Hungary's hardline Prime Minister Viktor Orban, who built a razor-wire fence along the border with Serbia to stem the flow of migrants, argues that he wants to protect Europe's traditionally Christian culture from becoming “a minority interest in its own continent.”

No minority status for Christians

Demographers say such fears are unfounded although projections of numbers of migrants may need to be updated.

“It is impossible that Christians will become a European minority in the foreseeable future,” said Ruth Mueller, a demographics expert at the Berlin Institute for Population and Development.

“Even though the number of asylum-seekers as well as residence permits has strongly increased, the demographic effects will be rather modest,” she said.

Another key reason why no major demographic shift is expected is that Europe already is home to millions of migrants.

Germany, Europe's economic powerhouse with a population of 81 million, already has a foreign population of roughly 10 percent - a figure that includes citizens of other European countries. Officials expect the number of migrants arriving this year to reach at least 800,000.

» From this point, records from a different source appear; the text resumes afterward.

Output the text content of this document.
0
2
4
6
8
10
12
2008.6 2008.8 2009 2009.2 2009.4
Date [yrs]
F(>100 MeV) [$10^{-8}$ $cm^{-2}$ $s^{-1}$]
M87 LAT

To many Swedes, Rinkeby has come to symbolize failed integration policies, even if the problems are not as bad as in the worst neighborhoods of major U.S. cities.

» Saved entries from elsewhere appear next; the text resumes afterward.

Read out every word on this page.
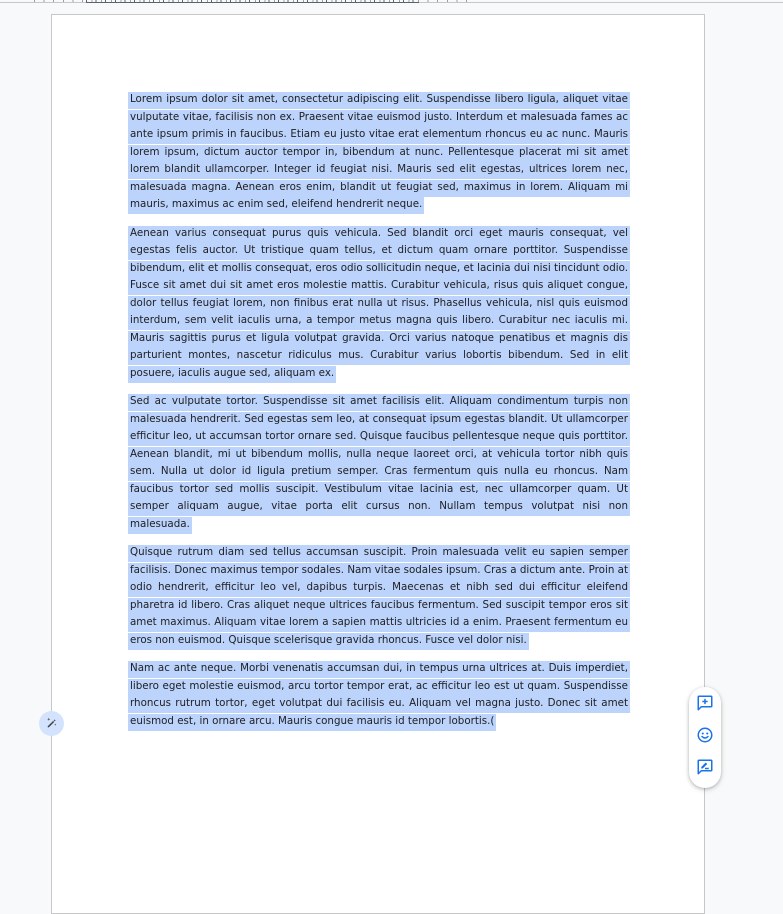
Lorem ipsum dolor sit amet, consectetur adipiscing elit. Suspendisse libero ligula, aliquet vitae vulputate vitae, facilisis non ex. Praesent vitae euismod justo. Interdum et malesuada fames ac ante ipsum primis in faucibus. Etiam eu justo vitae erat elementum rhoncus eu ac nunc. Mauris lorem ipsum, dictum auctor tempor in, bibendum at nunc. Pellentesque placerat mi sit amet lorem blandit ullamcorper. Integer id feugiat nisi. Mauris sed elit egestas, ultrices lorem nec, malesuada magna. Aenean eros enim, blandit ut feugiat sed, maximus in lorem. Aliquam mi mauris, maximus ac enim sed, eleifend hendrerit neque.

Aenean varius consequat purus quis vehicula. Sed blandit orci eget mauris consequat, vel egestas felis auctor. Ut tristique quam tellus, et dictum quam ornare porttitor. Suspendisse bibendum, elit et mollis consequat, eros odio sollicitudin neque, et lacinia dui nisi tincidunt odio. Fusce sit amet dui sit amet eros molestie mattis. Curabitur vehicula, risus quis aliquet congue, dolor tellus feugiat lorem, non finibus erat nulla ut risus. Phasellus vehicula, nisl quis euismod interdum, sem velit iaculis urna, a tempor metus magna quis libero. Curabitur nec iaculis mi. Mauris sagittis purus et ligula volutpat gravida. Orci varius natoque penatibus et magnis dis parturient montes, nascetur ridiculus mus. Curabitur varius lobortis bibendum. Sed in elit posuere, iaculis augue sed, aliquam ex.

Sed ac vulputate tortor. Suspendisse sit amet facilisis elit. Aliquam condimentum turpis non malesuada hendrerit. Sed egestas sem leo, at consequat ipsum egestas blandit. Ut ullamcorper efficitur leo, ut accumsan tortor ornare sed. Quisque faucibus pellentesque neque quis porttitor. Aenean blandit, mi ut bibendum mollis, nulla neque laoreet orci, at vehicula tortor nibh quis sem. Nulla ut dolor id ligula pretium semper. Cras fermentum quis nulla eu rhoncus. Nam faucibus tortor sed mollis suscipit. Vestibulum vitae lacinia est, nec ullamcorper quam. Ut semper aliquam augue, vitae porta elit cursus non. Nullam tempus volutpat nisi non malesuada.

Quisque rutrum diam sed tellus accumsan suscipit. Proin malesuada velit eu sapien semper facilisis. Donec maximus tempor sodales. Nam vitae sodales ipsum. Cras a dictum ante. Proin at odio hendrerit, efficitur leo vel, dapibus turpis. Maecenas et nibh sed dui efficitur eleifend pharetra id libero. Cras aliquet neque ultrices faucibus fermentum. Sed suscipit tempor eros sit amet maximus. Aliquam vitae lorem a sapien mattis ultricies id a enim. Praesent fermentum eu eros non euismod. Quisque scelerisque gravida rhoncus. Fusce vel dolor nisi.

Nam ac ante neque. Morbi venenatis accumsan dui, in tempus urna ultrices at. Duis imperdiet, libero eget molestie euismod, arcu tortor tempor erat, ac efficitur leo est ut quam. Suspendisse rhoncus rutrum tortor, eget volutpat dui facilisis eu. Aliquam vel magna justo. Donec sit amet euismod est, in ornare arcu. Mauris congue mauris id tempor lobortis.(
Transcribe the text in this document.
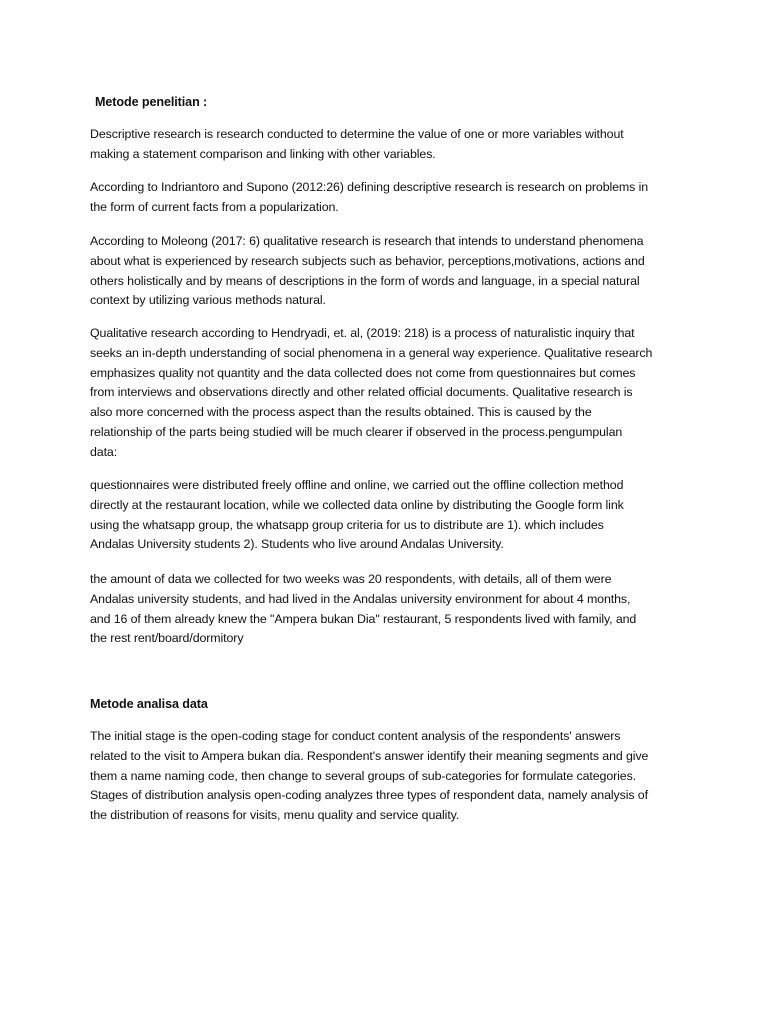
Metode penelitian :

Descriptive research is research conducted to determine the value of one or more variables without
making a statement comparison and linking with other variables.

According to Indriantoro and Supono (2012:26) defining descriptive research is research on problems in
the form of current facts from a popularization.

According to Moleong (2017: 6) qualitative research is research that intends to understand phenomena
about what is experienced by research subjects such as behavior, perceptions,motivations, actions and
others holistically and by means of descriptions in the form of words and language, in a special natural
context by utilizing various methods natural.

Qualitative research according to Hendryadi, et. al, (2019: 218) is a process of naturalistic inquiry that
seeks an in-depth understanding of social phenomena in a general way experience. Qualitative research
emphasizes quality not quantity and the data collected does not come from questionnaires but comes
from interviews and observations directly and other related official documents. Qualitative research is
also more concerned with the process aspect than the results obtained. This is caused by the
relationship of the parts being studied will be much clearer if observed in the process.pengumpulan
data:

questionnaires were distributed freely offline and online, we carried out the offline collection method
directly at the restaurant location, while we collected data online by distributing the Google form link
using the whatsapp group, the whatsapp group criteria for us to distribute are 1). which includes
Andalas University students 2). Students who live around Andalas University.

the amount of data we collected for two weeks was 20 respondents, with details, all of them were
Andalas university students, and had lived in the Andalas university environment for about 4 months,
and 16 of them already knew the "Ampera bukan Dia" restaurant, 5 respondents lived with family, and
the rest rent/board/dormitory

Metode analisa data

The initial stage is the open-coding stage for conduct content analysis of the respondents' answers
related to the visit to Ampera bukan dia. Respondent's answer identify their meaning segments and give
them a name naming code, then change to several groups of sub-categories for formulate categories.
Stages of distribution analysis open-coding analyzes three types of respondent data, namely analysis of
the distribution of reasons for visits, menu quality and service quality.
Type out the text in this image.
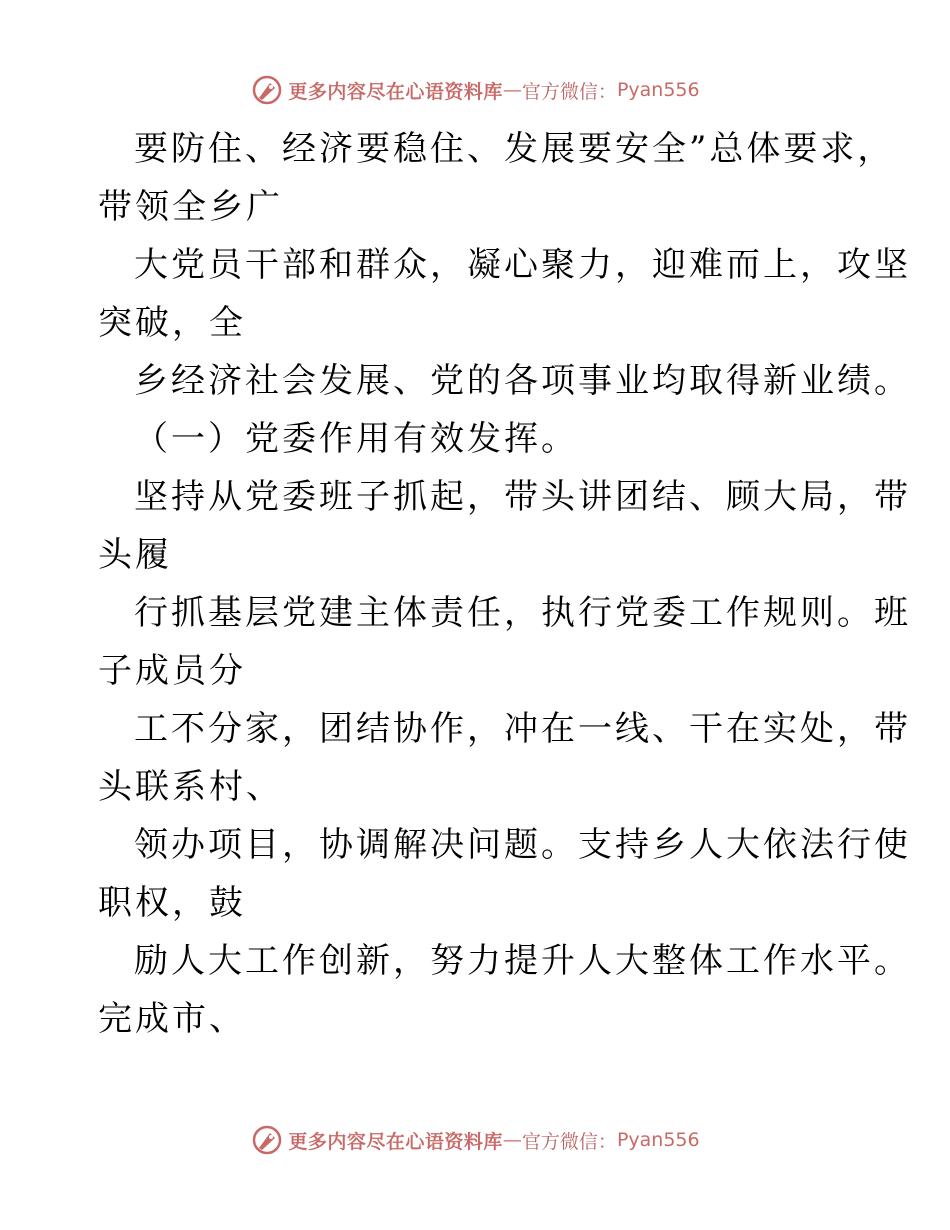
更多内容尽在心语资料库 — 官方微信： Pyan556
要防住、经济要稳住、发展要安全”总体要求，
带领全乡广
大党员干部和群众，凝心聚力，迎难而上，攻坚
突破，全
乡经济社会发展、党的各项事业均取得新业绩。
（一）党委作用有效发挥。
坚持从党委班子抓起，带头讲团结、顾大局，带
头履
行抓基层党建主体责任，执行党委工作规则。班
子成员分
工不分家，团结协作，冲在一线、干在实处，带
头联系村、
领办项目，协调解决问题。支持乡人大依法行使
职权，鼓
励人大工作创新，努力提升人大整体工作水平。
完成市、
更多内容尽在心语资料库 — 官方微信： Pyan556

Rinkeby has had problems with crime for decades and, in recent years, with radical Islamic groups recruiting jihadi fighters. There are occasional clashes between police and stone-throwing youths. A man was shot to death on the square a few weeks ago.

Work, not welfare

Nando Sigona, a senior lecturer at the School of Social Policy at the University of Birmingham in England, agreed with the overall picture presented by Mueller, although he said the high number of arrivals will have an impact on welfare systems, “especially at a time of severe cuts and restructurings.”

He stressed, however, that many of those arriving want to get to work, not live on welfare.

“One of the reasons people are moving is that after... years of civil war they are really tired of being parked in a refugee camp without doing much,” said Sigona.

Particularly in large cities, infrastructure like community centers and social services are already in place to absorb the new arrivals and help them adapt to their new lives.

Smaller towns and villages may be more resistant to change.

In Purmerend, a town north of the Dutch capital, Amsterdam, the mayor called the police Thursday night after protesters chanting “no asylum-seeker center” disturbed a meeting at city hall to discuss offering shelter to 750 refugees in a new center or at two former schools.

Integration issues

In Germany, the single largest group of foreigners is from Turkey, at 1.5 million, and Turks or people of Turkish background make up most of the country's estimated 4 million Muslims.

Many arrived in the 1960s as “guest workers” to provide labor in Germany's booming postwar economy. Though thought of as temporary workers, many stayed.

But integration has been slow, with German schools only recently starting to introduce Islamic religion instruction in certain areas. Various states have seen local attempts over the past decade to ban headscarves in public schools, but the country's top court earlier this year ruled that Muslim teachers can wear their headscarves so long as they do not disrupt school activities.

Despite such historical challenges, German Chancellor Angela Merkel believes her country is up to the task of absorbing the new wave of immigrants.

“Because what we're experiencing now, that's something which will continue to occupy our country in the coming years, changing it,” Merkel said recently. "And we want it to change for the better. And we think we can do this.”